The stone observatory on the Bloody lane is now finished and ready for visitors. The view from this point alone is worth a visit to the famous Bloody lane as you can take in the entire right to the left nearly four miles. There will be, when all planted, nearly four hundred markers, giving one a good idea of the entire battle field with the advantage of the good roads. Every body ought to visit it and make a study of this great battle.
A truly remarkable Antietam find!
This really blew me away. Probably the most important acquisition I made during the writing of my book, Rare Images of Antietam, was an album of photographs taken by a veteran of the battle named Solomon McFarland. He took many very rare images of Antietam Battlefield and I was lucky to find them right before I finished my book.
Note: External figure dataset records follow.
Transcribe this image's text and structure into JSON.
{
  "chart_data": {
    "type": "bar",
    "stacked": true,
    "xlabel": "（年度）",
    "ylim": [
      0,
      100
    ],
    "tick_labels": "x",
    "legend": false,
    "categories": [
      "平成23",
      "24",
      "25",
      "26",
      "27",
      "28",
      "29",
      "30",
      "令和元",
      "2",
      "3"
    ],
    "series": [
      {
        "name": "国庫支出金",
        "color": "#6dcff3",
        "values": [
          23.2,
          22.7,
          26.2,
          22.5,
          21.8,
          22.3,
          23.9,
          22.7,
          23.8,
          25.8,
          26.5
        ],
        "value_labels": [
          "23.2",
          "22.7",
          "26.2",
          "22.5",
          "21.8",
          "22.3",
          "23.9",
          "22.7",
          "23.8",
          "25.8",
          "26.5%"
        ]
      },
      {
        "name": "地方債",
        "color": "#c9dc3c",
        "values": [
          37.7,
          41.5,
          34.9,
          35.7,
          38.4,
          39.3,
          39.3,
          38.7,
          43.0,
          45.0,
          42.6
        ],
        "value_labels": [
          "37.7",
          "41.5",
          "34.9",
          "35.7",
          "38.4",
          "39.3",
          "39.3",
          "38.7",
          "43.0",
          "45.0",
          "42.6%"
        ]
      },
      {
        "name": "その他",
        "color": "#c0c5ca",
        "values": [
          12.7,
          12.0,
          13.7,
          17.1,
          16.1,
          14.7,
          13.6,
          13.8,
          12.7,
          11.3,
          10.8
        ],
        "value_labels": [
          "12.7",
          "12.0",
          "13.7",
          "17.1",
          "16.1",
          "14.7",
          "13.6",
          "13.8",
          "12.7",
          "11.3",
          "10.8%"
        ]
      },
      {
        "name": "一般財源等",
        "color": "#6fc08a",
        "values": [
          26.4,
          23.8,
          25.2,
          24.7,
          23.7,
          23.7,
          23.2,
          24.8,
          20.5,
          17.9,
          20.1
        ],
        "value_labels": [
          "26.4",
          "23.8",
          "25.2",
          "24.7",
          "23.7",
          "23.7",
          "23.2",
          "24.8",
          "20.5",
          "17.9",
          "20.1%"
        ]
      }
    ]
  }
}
Well, I recently bought a group of Antietam stereoviews taken by B.W.T. Phreaner. They were on an online auction so I never really got a great look at them. I only knew that they were Antietam Phreaner stereoviews, and they are quite rare. So, imagine my surprise when they came in the mail and I looked on the back and I saw that they had belonged to Solomon McFarland himself! They even had a date, 1887, which will be a real help interpreting them.
Another cool thing is that the lot includes two stereoviews taken by Alexander Gardner of the Antieatm dead. When William Tipton wanted to re-publish those images he apparently was not able to find copies, so McFarland loaned him his. These may well be two that Tipton borrowed from McFarland.